Facebook calls it's SQL based role as data scientist, and more quantitative/ML role as ML scientist or research scientist. I think what Walmart is saying is correct.
Everything I have ever heard about Healthcare is that HIPPA is an atrocious nightmare, so I stay away from ever applying for those even for funsies unless pay is in the 110+ range. What is your companies glass door rating? If you want to DM me your job posting, or post it here, I will read it over and tell you what red flags I would look at if any. also out of curiosity what is a 'good data analyst candidate' to you?

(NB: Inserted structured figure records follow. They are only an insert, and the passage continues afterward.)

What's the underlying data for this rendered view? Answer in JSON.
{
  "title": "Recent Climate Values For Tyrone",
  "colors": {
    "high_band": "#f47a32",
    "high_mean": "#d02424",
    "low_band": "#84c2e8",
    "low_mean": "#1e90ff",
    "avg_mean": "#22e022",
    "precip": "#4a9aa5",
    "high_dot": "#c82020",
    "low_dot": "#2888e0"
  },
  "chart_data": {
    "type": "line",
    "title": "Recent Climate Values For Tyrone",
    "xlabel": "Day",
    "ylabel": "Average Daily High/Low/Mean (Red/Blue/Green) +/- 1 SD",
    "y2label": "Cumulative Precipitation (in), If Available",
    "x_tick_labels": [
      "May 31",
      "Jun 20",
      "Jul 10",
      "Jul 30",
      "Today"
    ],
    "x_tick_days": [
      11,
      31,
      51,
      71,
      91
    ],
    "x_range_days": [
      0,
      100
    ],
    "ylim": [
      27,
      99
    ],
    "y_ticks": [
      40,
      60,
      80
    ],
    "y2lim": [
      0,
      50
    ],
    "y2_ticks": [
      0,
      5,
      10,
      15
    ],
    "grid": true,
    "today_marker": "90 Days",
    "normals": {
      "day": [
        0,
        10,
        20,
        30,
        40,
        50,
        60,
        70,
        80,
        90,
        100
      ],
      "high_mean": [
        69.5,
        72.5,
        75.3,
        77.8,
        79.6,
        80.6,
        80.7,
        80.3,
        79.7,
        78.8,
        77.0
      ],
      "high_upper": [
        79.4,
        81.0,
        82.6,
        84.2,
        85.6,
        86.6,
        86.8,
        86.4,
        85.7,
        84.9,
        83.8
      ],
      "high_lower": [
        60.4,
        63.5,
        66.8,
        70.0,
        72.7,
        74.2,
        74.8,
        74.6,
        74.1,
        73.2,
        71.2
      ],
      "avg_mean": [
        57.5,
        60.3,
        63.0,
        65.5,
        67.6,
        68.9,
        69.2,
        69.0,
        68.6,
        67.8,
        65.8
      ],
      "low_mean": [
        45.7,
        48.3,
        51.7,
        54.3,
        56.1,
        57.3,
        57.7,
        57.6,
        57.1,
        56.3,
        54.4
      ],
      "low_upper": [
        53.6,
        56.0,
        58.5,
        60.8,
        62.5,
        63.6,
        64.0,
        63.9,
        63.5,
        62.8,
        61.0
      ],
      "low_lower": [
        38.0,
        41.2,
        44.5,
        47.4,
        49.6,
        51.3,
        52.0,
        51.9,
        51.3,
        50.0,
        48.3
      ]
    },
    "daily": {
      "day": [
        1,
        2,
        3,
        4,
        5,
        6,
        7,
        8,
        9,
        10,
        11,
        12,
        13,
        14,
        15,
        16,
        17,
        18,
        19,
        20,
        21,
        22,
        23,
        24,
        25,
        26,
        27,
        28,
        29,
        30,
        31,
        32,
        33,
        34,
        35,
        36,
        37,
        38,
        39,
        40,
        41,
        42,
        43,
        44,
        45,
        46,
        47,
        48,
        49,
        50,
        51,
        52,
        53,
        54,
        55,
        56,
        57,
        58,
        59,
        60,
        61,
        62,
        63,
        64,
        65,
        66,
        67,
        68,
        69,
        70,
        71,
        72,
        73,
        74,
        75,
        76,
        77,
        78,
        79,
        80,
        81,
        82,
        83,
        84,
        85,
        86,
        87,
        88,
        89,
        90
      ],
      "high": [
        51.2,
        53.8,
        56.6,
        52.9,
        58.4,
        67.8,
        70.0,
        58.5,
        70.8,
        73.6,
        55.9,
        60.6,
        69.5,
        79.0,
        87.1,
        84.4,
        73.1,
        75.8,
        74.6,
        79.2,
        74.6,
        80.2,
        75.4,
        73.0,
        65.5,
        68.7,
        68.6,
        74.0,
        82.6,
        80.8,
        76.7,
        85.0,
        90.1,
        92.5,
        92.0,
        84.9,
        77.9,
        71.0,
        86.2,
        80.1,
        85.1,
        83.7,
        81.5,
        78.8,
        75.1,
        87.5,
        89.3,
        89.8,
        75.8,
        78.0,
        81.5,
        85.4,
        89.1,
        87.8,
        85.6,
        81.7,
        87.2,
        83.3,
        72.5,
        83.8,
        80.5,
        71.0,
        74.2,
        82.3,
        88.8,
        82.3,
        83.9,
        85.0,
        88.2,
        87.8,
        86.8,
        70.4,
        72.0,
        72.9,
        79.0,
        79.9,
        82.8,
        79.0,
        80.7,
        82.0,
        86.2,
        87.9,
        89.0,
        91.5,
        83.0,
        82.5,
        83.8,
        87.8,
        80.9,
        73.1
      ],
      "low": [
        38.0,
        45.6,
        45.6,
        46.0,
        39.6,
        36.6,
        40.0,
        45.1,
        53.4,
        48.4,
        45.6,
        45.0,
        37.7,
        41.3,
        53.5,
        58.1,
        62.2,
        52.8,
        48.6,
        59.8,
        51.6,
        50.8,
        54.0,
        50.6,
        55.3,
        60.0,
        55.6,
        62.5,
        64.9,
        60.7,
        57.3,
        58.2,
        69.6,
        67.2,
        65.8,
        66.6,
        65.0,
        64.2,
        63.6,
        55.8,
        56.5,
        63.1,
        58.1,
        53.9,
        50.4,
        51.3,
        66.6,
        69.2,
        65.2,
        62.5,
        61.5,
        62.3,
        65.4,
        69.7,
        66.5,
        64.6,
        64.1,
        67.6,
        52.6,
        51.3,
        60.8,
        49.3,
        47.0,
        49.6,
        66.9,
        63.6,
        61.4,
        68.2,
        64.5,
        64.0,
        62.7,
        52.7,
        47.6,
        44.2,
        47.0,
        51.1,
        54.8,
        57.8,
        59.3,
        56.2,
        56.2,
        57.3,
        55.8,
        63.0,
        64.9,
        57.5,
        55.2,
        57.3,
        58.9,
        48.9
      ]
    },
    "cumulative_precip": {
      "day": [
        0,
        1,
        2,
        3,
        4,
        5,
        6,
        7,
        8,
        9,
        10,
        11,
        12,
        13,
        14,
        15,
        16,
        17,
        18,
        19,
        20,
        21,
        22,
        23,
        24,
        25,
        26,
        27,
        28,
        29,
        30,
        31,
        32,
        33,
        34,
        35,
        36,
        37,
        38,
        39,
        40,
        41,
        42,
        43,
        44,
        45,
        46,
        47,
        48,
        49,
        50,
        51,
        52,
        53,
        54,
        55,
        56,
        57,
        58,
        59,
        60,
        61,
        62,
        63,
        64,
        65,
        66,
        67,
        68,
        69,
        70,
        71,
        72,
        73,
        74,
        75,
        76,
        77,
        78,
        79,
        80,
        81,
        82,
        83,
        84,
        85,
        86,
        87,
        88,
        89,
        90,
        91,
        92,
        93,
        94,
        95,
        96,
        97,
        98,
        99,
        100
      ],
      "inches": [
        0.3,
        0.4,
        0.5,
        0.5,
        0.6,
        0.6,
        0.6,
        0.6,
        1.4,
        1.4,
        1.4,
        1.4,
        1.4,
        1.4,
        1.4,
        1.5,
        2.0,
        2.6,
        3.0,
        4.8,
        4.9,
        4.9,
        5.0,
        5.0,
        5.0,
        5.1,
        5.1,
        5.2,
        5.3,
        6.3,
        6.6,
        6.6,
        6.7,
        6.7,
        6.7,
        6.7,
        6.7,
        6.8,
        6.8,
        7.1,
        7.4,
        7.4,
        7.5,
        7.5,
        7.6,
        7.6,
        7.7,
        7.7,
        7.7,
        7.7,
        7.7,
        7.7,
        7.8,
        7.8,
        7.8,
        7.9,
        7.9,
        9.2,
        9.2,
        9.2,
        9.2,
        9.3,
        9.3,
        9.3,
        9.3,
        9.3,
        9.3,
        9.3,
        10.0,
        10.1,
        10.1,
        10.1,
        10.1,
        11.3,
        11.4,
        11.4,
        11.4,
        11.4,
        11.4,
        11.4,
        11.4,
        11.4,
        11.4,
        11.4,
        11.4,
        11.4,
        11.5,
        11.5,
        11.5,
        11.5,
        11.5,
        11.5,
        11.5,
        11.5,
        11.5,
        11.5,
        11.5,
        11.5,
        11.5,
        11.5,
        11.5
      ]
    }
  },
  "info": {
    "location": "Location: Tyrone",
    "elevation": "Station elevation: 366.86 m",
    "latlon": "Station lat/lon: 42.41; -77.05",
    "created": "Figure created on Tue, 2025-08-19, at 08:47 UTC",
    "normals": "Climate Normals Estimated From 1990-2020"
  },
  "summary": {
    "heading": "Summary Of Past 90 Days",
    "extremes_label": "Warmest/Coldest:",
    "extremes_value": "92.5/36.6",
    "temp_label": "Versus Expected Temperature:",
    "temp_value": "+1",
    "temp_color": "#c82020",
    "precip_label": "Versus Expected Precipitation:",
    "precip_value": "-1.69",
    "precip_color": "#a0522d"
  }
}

HIPPA's not that bad. You just make sure you don't save data on non-network drives and encrypt your email and then it's simple. Parent company is 3.1 on Glassdoor but our Texas subsidiary is a 3.5. Posting is crap. https://jobs.centene.com/job/austin/data-analyst-iii-sql-excel-tableau/17169/12698416. Corporate makes it this generic hodge podge of skills that can then apply for all departments from finance to operations to clinical to quality, etc. I don't even do HEDIS or pharmacy underwriting like the post mentions. I want someone who is really good with SQL and has experience with healthcare data (UB40, 1500s, DRGs, CPTs, HCPCS). Ideally they would have some knowledge of payor systems, medical billing and coding, and basic anatomy/physiology. On top of that, some finance background to understand how to do an accrual estimate, calculate ROI on programs, evaluate outcomes between a treatment and control group, and evaluate cost benefit of various vendors and payment contracts. They need to be familiar with ETL, window functions, creating stored procedures, etc. And need to know how to validate their work. Then blending all of that together for someone who can ultimately look at 1 billion medical claims, pull the right data and/or classify things correctly, build a model and/or perform a financial analysis, then give me the 4 bullet point executive summary to guide business strategy and decision making. It's asking for a lot. Lots of skills from a diverse range of backgrounds. I probably won't find that unicorn, but would even take someone with 80% of those skills.
I’m in this realm! The provider/institutional data file domain knowledge is niche especially if you are tying in Medicare/Medicaid since those get extra dicey. Based on your wishlist I’d imagine you are looking for someone more senior which would drive up your pay band. Is this role remote? I negotiated working remotely because it makes me happy and no one chooses to be on 290 - 183 in traffic for fun. Aetna also edged out competition with its volunteering hours, wellness incentives to lower premiums and (at least in my department) retention. Keep in mind though- there has been a lot of interest in the healthcare field which will make finding top talent considerably harder.
Yes, a more senior/experienced individual would be ideal. I don't have a problem bumping up pay commensurately, although I am somewhat limited by HR in just how high that can go for a new hire. The role can be up to 60% remote. I didn't know Aetna had a big presence in Austin. Where in town are they located?
Not in Austin but they have a small office near IAH in Houston. HR with all their red tape :/
I am a data scientist in healthcare. What's the pay band you are offering?
Depending on experiencing, base between $75k to $85k. Possibly a little higher if I'm just totally wowed.
Will also say, that is for folks who are just regular SQL based DAs. Data scientists are a different pay scale and title closer to the 6 figure mark.